During the COVID-19 pandemic, the differences between the United States’ two food systems — the large-scale, industrialized system versus the small-scale, community-based system — have become more apparent.
Currently, large vegetable farms are discarding produce that they are unable to sell because their intended market doesn’t exist or their supply chain has collapsed. Confinement livestock operations are having to euthanize market-ready animals or sell them below break-even prices because meat processing plants are closing due to virus outbreaks.
Meanwhile, many small-scale farms with short supply chains and direct connections with consumers are showing the resilience of their business model.
“Many small local farms are vertically integrated, from production through sales. It’s the farmer that is involved in all of those steps,” said Marcus Johnson of Buffalo Ridge Orchard. “Whereas in larger-scale production, you have somebody planting, somebody harvesting, somebody distributing. Any failure along the way causes problems in the whole system. By being a smaller operation, we can change and adapt to those things in real time, easier and quicker.”

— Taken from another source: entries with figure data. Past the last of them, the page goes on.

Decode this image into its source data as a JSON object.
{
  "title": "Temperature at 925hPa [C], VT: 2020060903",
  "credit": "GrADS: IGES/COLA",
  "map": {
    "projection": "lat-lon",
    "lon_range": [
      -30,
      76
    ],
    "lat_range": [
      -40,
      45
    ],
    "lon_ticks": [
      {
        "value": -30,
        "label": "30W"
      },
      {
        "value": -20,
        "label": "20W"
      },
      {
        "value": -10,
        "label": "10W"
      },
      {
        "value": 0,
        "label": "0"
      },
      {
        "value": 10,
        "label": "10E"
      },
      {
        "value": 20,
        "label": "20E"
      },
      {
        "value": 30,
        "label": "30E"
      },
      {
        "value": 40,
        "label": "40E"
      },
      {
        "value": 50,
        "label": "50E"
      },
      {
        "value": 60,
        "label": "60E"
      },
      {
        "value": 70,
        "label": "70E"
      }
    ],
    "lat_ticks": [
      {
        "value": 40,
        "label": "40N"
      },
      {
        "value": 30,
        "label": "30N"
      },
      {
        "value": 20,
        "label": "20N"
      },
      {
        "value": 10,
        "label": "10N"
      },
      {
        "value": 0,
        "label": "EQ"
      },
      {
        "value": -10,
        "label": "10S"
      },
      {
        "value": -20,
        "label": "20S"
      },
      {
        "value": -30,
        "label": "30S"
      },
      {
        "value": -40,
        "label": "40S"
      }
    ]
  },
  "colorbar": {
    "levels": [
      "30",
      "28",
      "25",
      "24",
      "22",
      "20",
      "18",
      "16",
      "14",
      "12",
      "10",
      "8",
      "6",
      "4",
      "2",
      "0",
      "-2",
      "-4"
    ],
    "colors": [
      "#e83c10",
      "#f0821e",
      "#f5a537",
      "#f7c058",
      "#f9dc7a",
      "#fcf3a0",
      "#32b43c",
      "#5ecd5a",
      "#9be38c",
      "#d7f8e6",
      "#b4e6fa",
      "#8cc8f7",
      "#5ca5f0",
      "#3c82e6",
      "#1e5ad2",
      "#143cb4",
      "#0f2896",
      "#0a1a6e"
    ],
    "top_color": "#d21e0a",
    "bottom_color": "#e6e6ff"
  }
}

Customers are finding that, when it comes to small farms, it’s not just about buying food. Those who make the drive on the gravel roads of rural Johnson County to visit Lois and Bill’s farm are having an altogether different experience than pushing carts through grocery aisles.
“People are enjoying the drive out here. When you come down the hill from the Ellison farm, it’s a beautiful view over the Cedar River,” Pavelka said. “The ewes and their babies are out dancing in the green pasture. It’s been an added plus to see the customers’ joy.”
There is an oft-cited rallying cry in large-scale agriculture, “get big or get out.” Emma Johnson sees the misguidedness of that statement playing out during this time of crisis.
“Efficiency shouldn’t be the driver,” she said. “‘Be diversified. Serve your community.’ That should be the motto that farmers strive for.”
Jake Kundert is the Food Systems Director at the local nonprofit, Iowa Valley RC&D.
Editor’s Note: The author works with many food system stakeholders in his role at the Iowa Valley RC&D, including those featured in this story.